Vanity fair
2005·23 min·98% liked·8.5K Vues
Des pensées folles et cochonnes qui me tournaient dans la tête, j’étais assise à la coiffeuse en attendant que Dorina entre pour me soulager. Elle a franchi le seuil et je me suis jetée sur elle, mes lèvres écrasées contre les siennes, ma langue qui poussait en profondeur pour la goûter tout de suite. J’ai arraché la fine robe de ses épaules, elle est tombée par terre avec un bruit doux. Ses seins se sont pressés contre moi, chauds et nus. J’ai glissé une main entre ses cuisses, mes doigts qui glissaient dans cette chaleur qui s’accumulait déjà, et Dorina a répondu par un gémissement qui m’a fait vibrer jusqu’à la colonne vertébrale. Je nous ai fait reculer vers le lit, ma bouche toujours collée à la sienne, nos dents qui frottaient, nos souffles courts et pressés.
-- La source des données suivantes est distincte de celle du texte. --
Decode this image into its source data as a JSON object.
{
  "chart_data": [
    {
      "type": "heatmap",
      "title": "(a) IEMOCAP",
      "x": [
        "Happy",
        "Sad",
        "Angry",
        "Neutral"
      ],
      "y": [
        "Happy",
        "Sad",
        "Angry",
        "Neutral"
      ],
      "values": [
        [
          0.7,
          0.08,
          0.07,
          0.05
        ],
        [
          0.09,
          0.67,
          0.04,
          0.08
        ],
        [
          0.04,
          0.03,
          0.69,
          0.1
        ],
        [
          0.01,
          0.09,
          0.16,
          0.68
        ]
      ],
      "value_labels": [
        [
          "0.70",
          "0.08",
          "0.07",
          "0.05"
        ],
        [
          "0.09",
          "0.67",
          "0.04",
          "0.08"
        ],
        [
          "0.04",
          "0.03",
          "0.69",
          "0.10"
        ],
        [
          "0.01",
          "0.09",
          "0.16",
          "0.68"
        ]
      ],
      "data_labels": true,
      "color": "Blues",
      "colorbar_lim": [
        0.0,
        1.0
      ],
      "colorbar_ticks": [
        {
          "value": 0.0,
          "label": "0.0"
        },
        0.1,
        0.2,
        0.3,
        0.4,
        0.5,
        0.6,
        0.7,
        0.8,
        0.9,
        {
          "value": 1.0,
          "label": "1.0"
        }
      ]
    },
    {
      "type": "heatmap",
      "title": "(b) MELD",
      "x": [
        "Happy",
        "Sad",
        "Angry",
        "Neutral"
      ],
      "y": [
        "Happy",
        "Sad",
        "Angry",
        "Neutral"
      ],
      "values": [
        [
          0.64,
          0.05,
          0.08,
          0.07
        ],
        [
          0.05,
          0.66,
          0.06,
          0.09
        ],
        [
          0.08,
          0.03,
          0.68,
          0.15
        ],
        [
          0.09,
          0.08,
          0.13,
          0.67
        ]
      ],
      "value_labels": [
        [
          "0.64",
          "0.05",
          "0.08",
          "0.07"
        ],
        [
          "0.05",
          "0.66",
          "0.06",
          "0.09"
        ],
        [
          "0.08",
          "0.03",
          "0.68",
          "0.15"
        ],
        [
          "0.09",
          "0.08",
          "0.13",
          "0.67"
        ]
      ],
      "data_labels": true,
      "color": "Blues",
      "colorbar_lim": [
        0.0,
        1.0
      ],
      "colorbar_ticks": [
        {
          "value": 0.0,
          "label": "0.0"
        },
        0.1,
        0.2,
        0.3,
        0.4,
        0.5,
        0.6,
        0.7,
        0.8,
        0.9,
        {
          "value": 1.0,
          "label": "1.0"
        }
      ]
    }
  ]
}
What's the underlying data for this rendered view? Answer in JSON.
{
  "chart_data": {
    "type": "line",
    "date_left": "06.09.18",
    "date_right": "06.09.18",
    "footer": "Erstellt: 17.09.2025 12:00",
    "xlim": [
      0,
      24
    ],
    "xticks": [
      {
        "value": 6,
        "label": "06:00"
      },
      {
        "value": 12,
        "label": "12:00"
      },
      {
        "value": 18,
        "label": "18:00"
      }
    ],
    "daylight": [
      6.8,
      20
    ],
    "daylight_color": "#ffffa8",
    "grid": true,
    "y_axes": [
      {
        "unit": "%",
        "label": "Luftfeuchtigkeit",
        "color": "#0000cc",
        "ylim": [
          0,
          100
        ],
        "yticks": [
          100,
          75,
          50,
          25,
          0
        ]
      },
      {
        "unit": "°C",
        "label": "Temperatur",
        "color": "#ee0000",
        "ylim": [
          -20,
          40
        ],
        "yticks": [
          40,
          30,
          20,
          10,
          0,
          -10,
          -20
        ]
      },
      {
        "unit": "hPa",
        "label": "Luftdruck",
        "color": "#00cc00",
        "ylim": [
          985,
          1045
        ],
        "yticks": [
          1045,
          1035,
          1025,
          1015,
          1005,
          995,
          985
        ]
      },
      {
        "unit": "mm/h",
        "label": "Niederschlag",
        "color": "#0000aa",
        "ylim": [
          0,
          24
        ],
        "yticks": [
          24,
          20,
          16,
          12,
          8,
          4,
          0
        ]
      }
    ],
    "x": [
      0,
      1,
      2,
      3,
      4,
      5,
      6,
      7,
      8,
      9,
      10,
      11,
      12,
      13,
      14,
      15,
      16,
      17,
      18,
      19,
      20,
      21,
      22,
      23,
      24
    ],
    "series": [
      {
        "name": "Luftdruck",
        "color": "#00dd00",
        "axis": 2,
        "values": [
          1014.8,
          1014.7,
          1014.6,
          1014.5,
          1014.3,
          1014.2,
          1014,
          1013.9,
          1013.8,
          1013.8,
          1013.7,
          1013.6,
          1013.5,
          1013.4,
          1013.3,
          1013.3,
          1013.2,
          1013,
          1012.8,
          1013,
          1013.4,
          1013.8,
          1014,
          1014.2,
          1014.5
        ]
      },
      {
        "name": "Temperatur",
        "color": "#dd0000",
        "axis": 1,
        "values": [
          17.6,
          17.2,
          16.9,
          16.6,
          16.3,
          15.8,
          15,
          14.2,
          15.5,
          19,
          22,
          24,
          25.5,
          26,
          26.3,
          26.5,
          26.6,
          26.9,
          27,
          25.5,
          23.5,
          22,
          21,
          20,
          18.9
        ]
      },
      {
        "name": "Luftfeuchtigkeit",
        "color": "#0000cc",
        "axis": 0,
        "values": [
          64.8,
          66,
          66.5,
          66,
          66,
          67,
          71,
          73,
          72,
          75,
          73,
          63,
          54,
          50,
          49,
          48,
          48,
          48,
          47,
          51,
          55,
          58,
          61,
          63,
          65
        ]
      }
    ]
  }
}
Elle est tombée sur les draps, les jambes ouvertes pour moi, et je l’ai rejointe, en la couvrant, en frottant mon bassin contre son centre humide jusqu’à ce qu’on puisse plus attendre. Ses ongles m’ont griffé le dos. J’ai attrapé ses poignets, je les ai bloqués en l’air, et j’ai poussé mes hanches en avant — lentement, fort, avec intention. La chaleur nous scellait ensemble, la pièce n’était plus que le bruit glissant des peaux, le rythme urgent et mouillé d’elle qui prenait tout ce que je lui donnais. Dorina s’est arquée sous moi, en réclamant plus, et je le lui ai donné jusqu’à ce qu’on explose toutes les deux.